La Cour de cassation confirme la prescription de l’action en contestation de paternité. Elle rappelle d’abord que la requérante devait faire annuler le lien de filiation existant avant d’en établir un autre (C. civ. art. 320). Le délai pour agir qui était de 30 ans, a été, depuis la réforme de 2005, ramené à 10 ans en l’absence de possession d’état conforme au titre (C. civ. art. 321 et art. 334 issus de l’ord. 2005-759 du 4-7-2005). Lorsque la prescription est raccourcie, le nouveau délai court à compter de l’entrée en vigueur de la loi nouvelle, sans que la durée totale puisse excéder la durée prévue par la loi antérieure (C. civ. art. 2222, al. 2). En l’espèce, le délai de 10 ans a donc couru à compter du 1er juillet 2006 mais il ne pouvait reporter le terme de la prescription au-delà de 30 ans à compter de la majorité de la requérante, soit décembre 2011. L’action en contestation de paternité ayant été déposée en décembre 2014, elle est tardive.
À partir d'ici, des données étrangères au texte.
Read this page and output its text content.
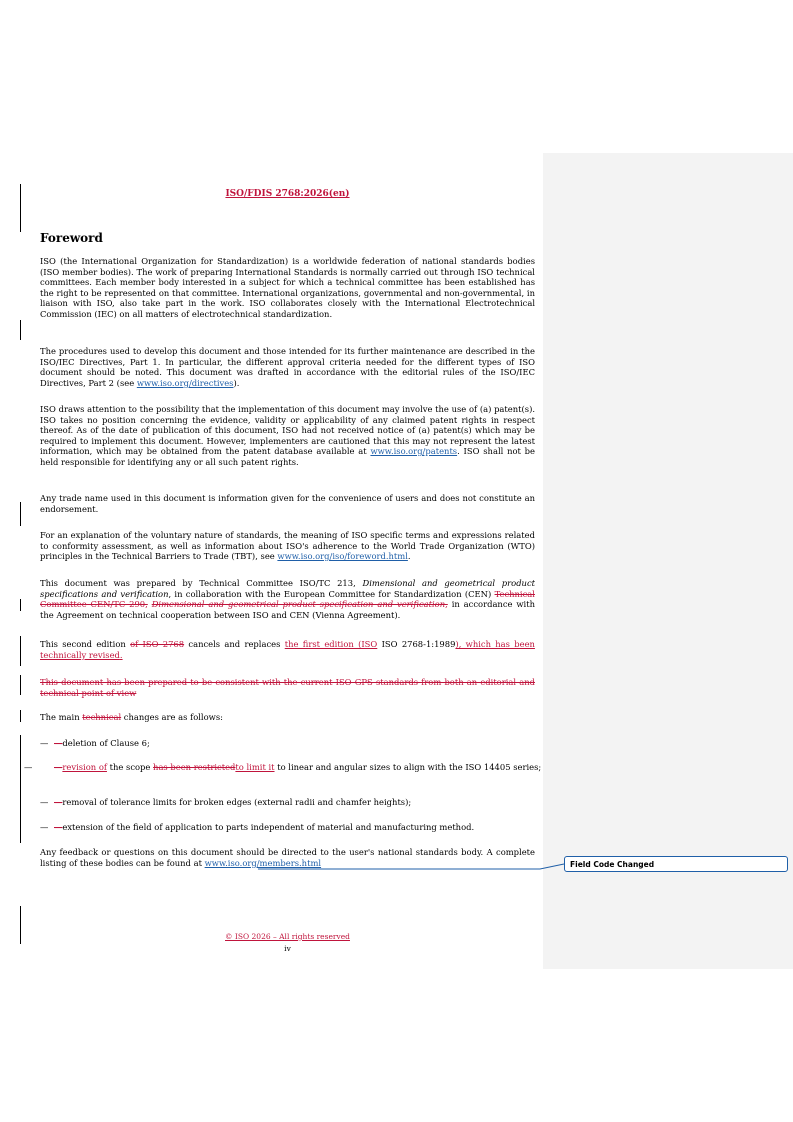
ISO/FDIS 2768:2026(en)
Foreword

ISO (the International Organization for Standardization) is a worldwide federation of national standards bodies (ISO member bodies). The work of preparing International Standards is normally carried out through ISO technical committees. Each member body interested in a subject for which a technical committee has been established has the right to be represented on that committee. International organizations, governmental and non-governmental, in liaison with ISO, also take part in the work. ISO collaborates closely with the International Electrotechnical Commission (IEC) on all matters of electrotechnical standardization.

The procedures used to develop this document and those intended for its further maintenance are described in the ISO/IEC Directives, Part 1. In particular, the different approval criteria needed for the different types of ISO document should be noted. This document was drafted in accordance with the editorial rules of the ISO/IEC Directives, Part 2 (see www.iso.org/directives).

ISO draws attention to the possibility that the implementation of this document may involve the use of (a) patent(s). ISO takes no position concerning the evidence, validity or applicability of any claimed patent rights in respect thereof. As of the date of publication of this document, ISO had not received notice of (a) patent(s) which may be required to implement this document. However, implementers are cautioned that this may not represent the latest information, which may be obtained from the patent database available at www.iso.org/patents. ISO shall not be held responsible for identifying any or all such patent rights.

Any trade name used in this document is information given for the convenience of users and does not constitute an endorsement.

For an explanation of the voluntary nature of standards, the meaning of ISO specific terms and expressions related to conformity assessment, as well as information about ISO's adherence to the World Trade Organization (WTO) principles in the Technical Barriers to Trade (TBT), see www.iso.org/iso/foreword.html.

This document was prepared by Technical Committee ISO/TC 213, Dimensional and geometrical product specifications and verification, in collaboration with the European Committee for Standardization (CEN) Technical Committee CEN/TC 290, Dimensional and geometrical product specification and verification, in accordance with the Agreement on technical cooperation between ISO and CEN (Vienna Agreement).

This second edition of ISO 2768 cancels and replaces the first edition (ISO ISO 2768-1:1989), which has been technically revised.

This document has been prepared to be consistent with the current ISO GPS standards from both an editorial and technical point of view

The main technical changes are as follows:

— —deletion of Clause 6;
—	—revision of the scope has been restrictedto limit it to linear and angular sizes to align with the ISO 14405 series;
— —removal of tolerance limits for broken edges (external radii and chamfer heights);
— —extension of the field of application to parts independent of material and manufacturing method.

Any feedback or questions on this document should be directed to the user's national standards body. A complete listing of these bodies can be found at www.iso.org/members.html

© ISO 2026 – All rights reserved
iv
Field Code Changed
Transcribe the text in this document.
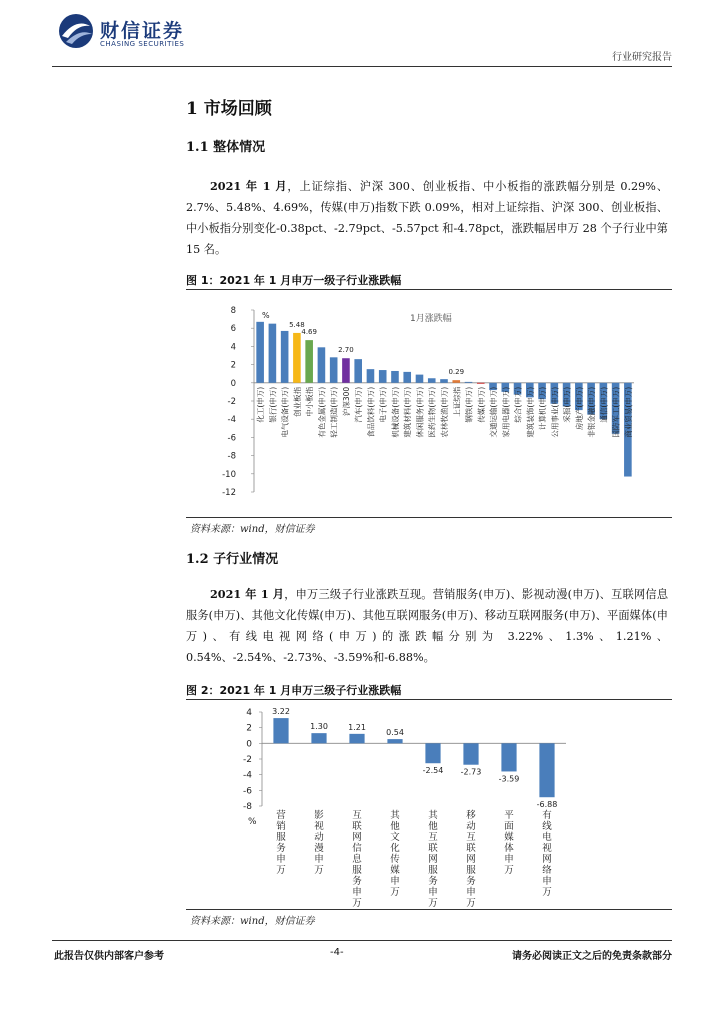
财信证券
CHASING SECURITIES
行业研究报告
1 市场回顾
1.1 整体情况
2021 年 1 月，上证综指、沪深 300、创业板指、中小板指的涨跌幅分别是 0.29%、2.7%、5.48%、4.69%，传媒(申万)指数下跌 0.09%，相对上证综指、沪深 300、创业板指、中小板指分别变化-0.38pct、-2.79pct、-5.57pct 和-4.78pct，涨跌幅居申万 28 个子行业中第 15 名。
图 1：2021 年 1 月申万一级子行业涨跌幅
8
6
4
2
0
-2
-4
-6
-8
-10
-12
%	1月涨跌幅
化工(申万) 银行(申万) 电气设备(申万)
5.48
创业板指
4.69
中小板指 有色金属(申万) 轻工制造(申万)
2.70
沪深300 汽车(申万) 食品饮料(申万) 电子(申万) 机械设备(申万) 建筑材料(申万) 休闲服务(申万) 医药生物(申万) 农林牧渔(申万)
0.29
上证综指 钢铁(申万) 传媒(申万) 交通运输(申万) 家用电器(申万) 综合(申万) 建筑装饰(申万) 计算机(申万) 公用事业(申万) 采掘(申万) 房地产(申万) 非银金融(申万) 通信(申万) 国防军工(申万) 商业贸易(申万)
资料来源：wind，财信证券
1.2 子行业情况
2021 年 1 月，申万三级子行业涨跌互现。营销服务(申万)、影视动漫(申万)、互联网信息服务(申万)、其他文化传媒(申万)、其他互联网服务(申万)、移动互联网服务(申万)、平面媒体(申万)、有线电视网络(申万)的涨跌幅分别为 3.22%、1.3%、1.21%、0.54%、-2.54%、-2.73%、-3.59%和-6.88%。
图 2：2021 年 1 月申万三级子行业涨跌幅
4
2
0
-2
-4
-6
-8
%
3.22
营销服务申万
1.30
影视动漫申万
1.21
互联网信息服务申万
0.54
其他文化传媒申万
-2.54
其他互联网服务申万
-2.73
移动互联网服务申万
-3.59
平面媒体申万
-6.88
有线电视网络申万
资料来源：wind，财信证券
此报告仅供内部客户参考	-4-	请务必阅读正文之后的免责条款部分
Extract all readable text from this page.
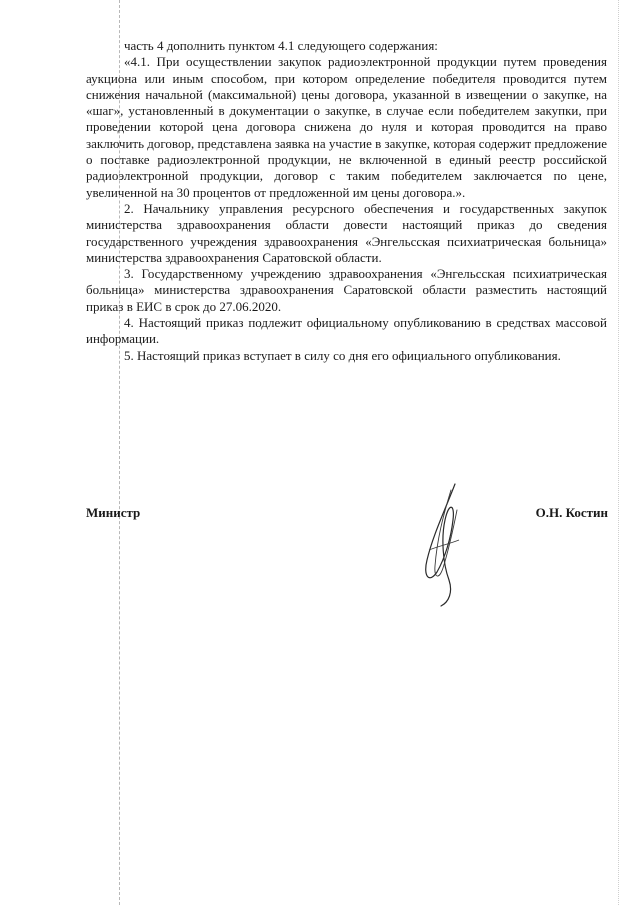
часть 4 дополнить пунктом 4.1 следующего содержания:

«4.1. При осуществлении закупок радиоэлектронной продукции путем проведения аукциона или иным способом, при котором определение победителя проводится путем снижения начальной (максимальной) цены договора, указанной в извещении о закупке, на «шаг», установленный в документации о закупке, в случае если победителем закупки, при проведении которой цена договора снижена до нуля и которая проводится на право заключить договор, представлена заявка на участие в закупке, которая содержит предложение о поставке радиоэлектронной продукции, не включенной в единый реестр российской радиоэлектронной продукции, договор с таким победителем заключается по цене, увеличенной на 30 процентов от предложенной им цены договора.».

2. Начальнику управления ресурсного обеспечения и государственных закупок министерства здравоохранения области довести настоящий приказ до сведения государственного учреждения здравоохранения «Энгельсская психиатрическая больница» министерства здравоохранения Саратовской области.

3. Государственному учреждению здравоохранения «Энгельсская психиатрическая больница» министерства здравоохранения Саратовской области разместить настоящий приказ в ЕИС в срок до 27.06.2020.

4. Настоящий приказ подлежит официальному опубликованию в средствах массовой информации.

5. Настоящий приказ вступает в силу со дня его официального опубликования.

Министр	О.Н. Костин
Les Hauts Magistrats vérifient alors que cette prescription ne porte pas atteinte au droit au respect de la vie privée et familiale de la requérante (Conv. EDH art.8). Le droit à l’identité, dont relève le droit de connaître et de faire reconnaître son ascendance, fait partie intégrante de la notion de vie privée. L’impossibilité de faire reconnaître son lien de filiation constitue une ingérence dans l’exercice de ce droit. Mais cette ingérence est prévue par la loi et donc accessible aux justiciables et prévisible dans ses effets. Elle poursuit un but légitime en ce qu’elle tend à protéger les droits des tiers et la sécurité juridique. Les délais de prescription des actions en contestation de paternité, qui laissent subsister un délai raisonnable pour permettre à l’enfant d’agir après sa majorité, constituent par ailleurs des mesures nécessaires et adéquates pour parvenir au but poursuivi.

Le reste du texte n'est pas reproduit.